WSR006 Molekülstrukturen, Paracetamol und HIV-Selbsttests

Wirkstoffradio-Aufkleber
Das schöne Foto von den Wirkstoffradio-Aufklebern, dass wir gleich zu Anfang ansprechen.

Bernd und André sitzen wieder zusammen in Bernds Wohnzimmer und wir fangen an mit Neuigkeiten in eigener Sache: Wir haben Wirkstoffradio-Aufkleber! Wenn jemand uns mal zufällig irgendwo trifft – wir haben immer ein paar Aufkleber dabei. Aber wir würden die Aufkleber auch verschicken, für all jene, die uns auf Fehler in unseren Texten hinweisen oder vielleicht sogar einen guten Link zu einem Thema haben, der passender ist als das was André in den Begleittexten zu den Folgen verlinkt hat (beispielsweise ein Artikel über die Soja-Saucen-Geschichte in WSR004 Sonnenmilch, Soja-Sauce und Chromatographie). Wir haben übrigens noch keine Rezension auf iTunes oder auf panoptikum.social – wer das ändern mag, kann sich auch gerne per Mail unter info@wirkstoffradio.de mit seiner Postadresse melden.

Expedition in Vietnam, klick für mehr Bilder in separatem Beitrag – mit freundlicher Genehmigung IPB/Prof. Wessjohann

Wir haben ein kleines Update zur Folge WSR003 vom Naturstoff zum Wirkstoff – Interview mit Prof. Wessjohann – wir haben Bilder von einer Expedition von Ludger aus dem Jahr 2005 zur Verfügung gestellt bekommen. Alle Bilder könnt ihr euch in diesem Blogbeitrag ansehen. Außerdem haben wir euch dort noch ein paar Videos von Ludger verlinkt, in denen er beispielsweise über computergestützte Chemie oder natürliche Antibiotika erzählt.

In der nächsten Folge wird es, unter anderem, um dieses Gebüsch gehen.

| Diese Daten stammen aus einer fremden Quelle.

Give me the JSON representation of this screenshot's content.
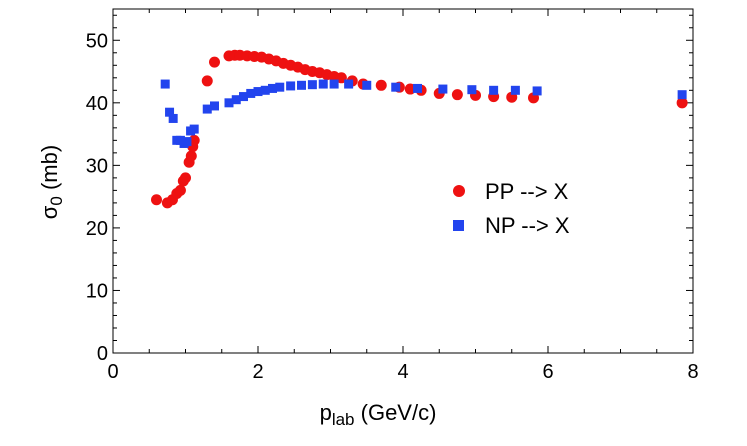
{
  "chart_data": {
    "type": "scatter",
    "title": "",
    "xlabel": {
      "main": "p",
      "sub": "lab",
      "rest": " (GeV/c)"
    },
    "ylabel": {
      "main": "σ",
      "sub": "0",
      "rest": " (mb)"
    },
    "xlim": [
      0,
      8
    ],
    "ylim": [
      0,
      55
    ],
    "xticks": [
      0,
      2,
      4,
      6,
      8
    ],
    "yticks": [
      0,
      10,
      20,
      30,
      40,
      50
    ],
    "legend_position": "right-center",
    "series": [
      {
        "name": "PP --> X",
        "marker": "circle",
        "color": "#ee1111",
        "x": [
          0.6,
          0.75,
          0.82,
          0.88,
          0.93,
          0.97,
          1.0,
          1.05,
          1.08,
          1.1,
          1.12,
          1.3,
          1.4,
          1.6,
          1.68,
          1.75,
          1.85,
          1.95,
          2.05,
          2.15,
          2.25,
          2.35,
          2.45,
          2.55,
          2.65,
          2.75,
          2.85,
          2.95,
          3.05,
          3.15,
          3.3,
          3.45,
          3.7,
          3.95,
          4.1,
          4.25,
          4.5,
          4.75,
          5.0,
          5.25,
          5.5,
          5.8,
          7.85
        ],
        "y": [
          24.5,
          24.0,
          24.5,
          25.5,
          26.0,
          27.5,
          28.0,
          30.5,
          31.5,
          33.0,
          34.0,
          43.5,
          46.5,
          47.5,
          47.6,
          47.6,
          47.5,
          47.4,
          47.3,
          47.0,
          46.7,
          46.3,
          46.0,
          45.7,
          45.3,
          45.0,
          44.8,
          44.5,
          44.2,
          44.0,
          43.5,
          43.0,
          42.8,
          42.5,
          42.2,
          42.0,
          41.5,
          41.3,
          41.2,
          41.0,
          40.9,
          40.8,
          40.0
        ]
      },
      {
        "name": "NP --> X",
        "marker": "square",
        "color": "#2244ee",
        "x": [
          0.72,
          0.78,
          0.83,
          0.88,
          0.93,
          0.98,
          1.02,
          1.07,
          1.12,
          1.3,
          1.4,
          1.6,
          1.7,
          1.8,
          1.9,
          2.0,
          2.1,
          2.2,
          2.3,
          2.45,
          2.6,
          2.75,
          2.9,
          3.05,
          3.25,
          3.5,
          3.9,
          4.2,
          4.55,
          4.95,
          5.25,
          5.55,
          5.85,
          7.85
        ],
        "y": [
          43.0,
          38.5,
          37.5,
          34.0,
          34.0,
          33.5,
          33.8,
          35.5,
          35.8,
          39.0,
          39.5,
          40.0,
          40.5,
          41.0,
          41.5,
          41.8,
          42.0,
          42.3,
          42.5,
          42.7,
          42.8,
          42.9,
          43.0,
          43.0,
          43.0,
          42.8,
          42.5,
          42.3,
          42.2,
          42.1,
          42.0,
          42.0,
          41.9,
          41.3
        ]
      }
    ]
  }
}
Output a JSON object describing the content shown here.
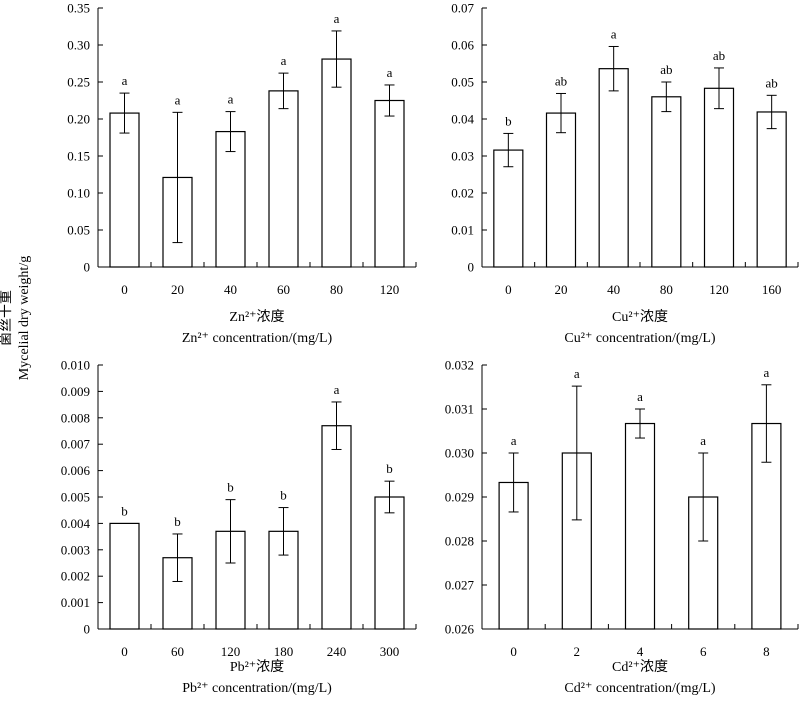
{
  "figure": {
    "ylabel_cn": "菌丝干重",
    "ylabel_en": "Mycelial dry weight/g"
  },
  "chart_data": [
    {
      "type": "bar",
      "id": "zn",
      "xlabel_cn": "Zn²⁺浓度",
      "xlabel_en": "Zn²⁺ concentration/(mg/L)",
      "categories": [
        "0",
        "20",
        "40",
        "60",
        "80",
        "120"
      ],
      "values": [
        0.208,
        0.121,
        0.183,
        0.238,
        0.281,
        0.225
      ],
      "errors": [
        0.027,
        0.088,
        0.027,
        0.024,
        0.038,
        0.021
      ],
      "labels": [
        "a",
        "a",
        "a",
        "a",
        "a",
        "a"
      ],
      "ylim": [
        0,
        0.35
      ],
      "yticks": [
        "0",
        "0.05",
        "0.10",
        "0.15",
        "0.20",
        "0.25",
        "0.30",
        "0.35"
      ]
    },
    {
      "type": "bar",
      "id": "cu",
      "xlabel_cn": "Cu²⁺浓度",
      "xlabel_en": "Cu²⁺ concentration/(mg/L)",
      "categories": [
        "0",
        "20",
        "40",
        "80",
        "120",
        "160"
      ],
      "values": [
        0.0316,
        0.0416,
        0.0536,
        0.046,
        0.0483,
        0.0419
      ],
      "errors": [
        0.0045,
        0.0053,
        0.006,
        0.004,
        0.0055,
        0.0045
      ],
      "labels": [
        "b",
        "ab",
        "a",
        "ab",
        "ab",
        "ab"
      ],
      "ylim": [
        0,
        0.07
      ],
      "yticks": [
        "0",
        "0.01",
        "0.02",
        "0.03",
        "0.04",
        "0.05",
        "0.06",
        "0.07"
      ]
    },
    {
      "type": "bar",
      "id": "pb",
      "xlabel_cn": "Pb²⁺浓度",
      "xlabel_en": "Pb²⁺ concentration/(mg/L)",
      "categories": [
        "0",
        "60",
        "120",
        "180",
        "240",
        "300"
      ],
      "values": [
        0.004,
        0.0027,
        0.0037,
        0.0037,
        0.0077,
        0.005
      ],
      "errors": [
        0,
        0.0009,
        0.0012,
        0.0009,
        0.0009,
        0.0006
      ],
      "labels": [
        "b",
        "b",
        "b",
        "b",
        "a",
        "b"
      ],
      "ylim": [
        0,
        0.01
      ],
      "yticks": [
        "0",
        "0.001",
        "0.002",
        "0.003",
        "0.004",
        "0.005",
        "0.006",
        "0.007",
        "0.008",
        "0.009",
        "0.010"
      ]
    },
    {
      "type": "bar",
      "id": "cd",
      "xlabel_cn": "Cd²⁺浓度",
      "xlabel_en": "Cd²⁺ concentration/(mg/L)",
      "categories": [
        "0",
        "2",
        "4",
        "6",
        "8"
      ],
      "values": [
        0.02933,
        0.03,
        0.03067,
        0.029,
        0.03067
      ],
      "errors": [
        0.00067,
        0.00152,
        0.00033,
        0.001,
        0.00088
      ],
      "labels": [
        "a",
        "a",
        "a",
        "a",
        "a"
      ],
      "ylim": [
        0.026,
        0.032
      ],
      "yticks": [
        "0.026",
        "0.027",
        "0.028",
        "0.029",
        "0.030",
        "0.031",
        "0.032"
      ]
    }
  ]
}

Kurz zur letzten Folge WSR005 Was ist Toxikologie – Interview mit Prof. Hengstler bei der André leider nicht dabei sein konnte: Wir wollen euch beruhigen, bei der nächsten Folge mit Interview werden Bernd und André zusammen das Gespräch führen. André verrät auch, dass es in der nächsten Folge unter anderem um Gebüsche gehen wird, aber weiter ins Detail gehen wir nicht ;-).

André spricht mit Bernd über seine Eindrücke vom Interview mit Prof. Hengstler am IfADo, dem Leibniz-Institut für Arbeitsforschung an der TU Dortmund und Bernd erzählt wie es ihm bei dem Gespräch ergangen ist – da es das erste Interview war das Bernd alleine geführt hat.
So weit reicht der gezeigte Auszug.